Input/Output - Studio 3

Hu Jieming

胡介鸣

Production date
2015

Object Detail


Media
oil on canvas
Measurements
149.5 x 130 cm
Notes
For the 2015 (and ongoing) Input/Output series of paintings, Hu Jieming developed his own computer program. In locations of personal or cultural significance (including his studio, and Shanghai’s famous People’s Park) he takes multiple photographs. Once the images are scanned into the computer, the software makes calibrations and changes. Hu then paints the image that the computer has produced, in an expressionist idiom of painterly brush marks and vivid non-representational colour. He photographs the painting, scans it into the computer, and repeats the process, again and again: the original image becomes more and more abstract. Hu describes this series as a ‘collaboration’ between artist and computer. He is thinking about systems and language –– the language of computer coding and the language of art education –– how ideas are communicated, and how they are controlled and manipulated.
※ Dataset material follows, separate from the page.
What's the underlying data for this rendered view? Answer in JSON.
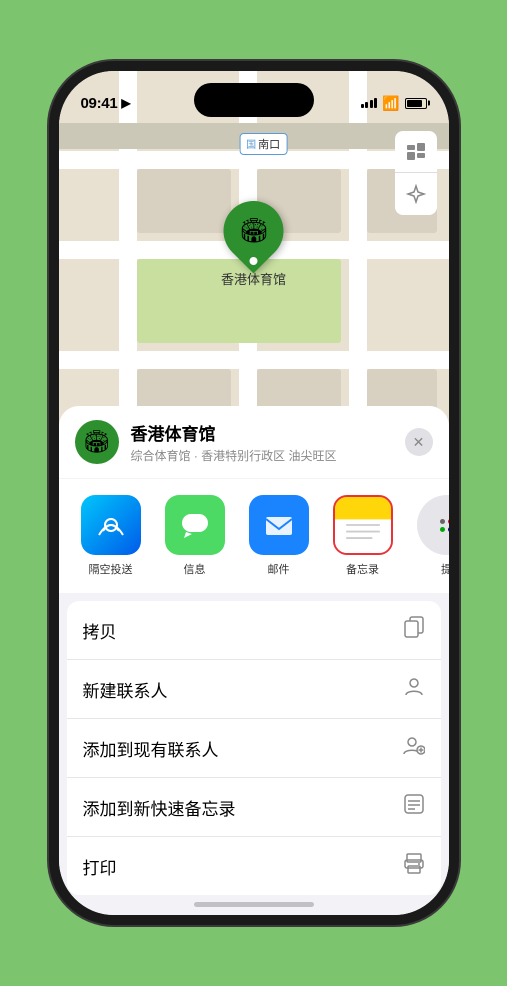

Acutely aware of the diminishing possibilities for debate and dissent in a highly regulated society, Hu Jieming is interested in alternative versions of history.
In Input/Output: Studio 2 and Input/Output: Studio 3 (2015), assumptions about the conventions that govern artists painting their workspaces are thrown into question when we understand Hu’s production process: these images have been essentially generated by a computer, rather than by aesthetic or conceptual decisions made by the artist. The coding controls the composition, the colour relationships, and every aspect of the work. Input/Output: People’s Park 3 (2015) emanates from Hu Jieming’s interest in historical narratives. In the nineteenth century, People’s Park was the racecourse in Shanghai’s foreign-controlled Concession district. Its flagpole, made from the mast of a Chinese warship captured by the British and Americans, represented a shameful defeat. In more recent times the park has been a focus of protests and demonstrations. In the winter of 1986-87 thousands of students protested there before marching to The Bund, where they demanded democratic reform. Again, during the Tiananmen demonstrations of 1989, tens of thousands gathered there in solidarity with the protestors in Beijing.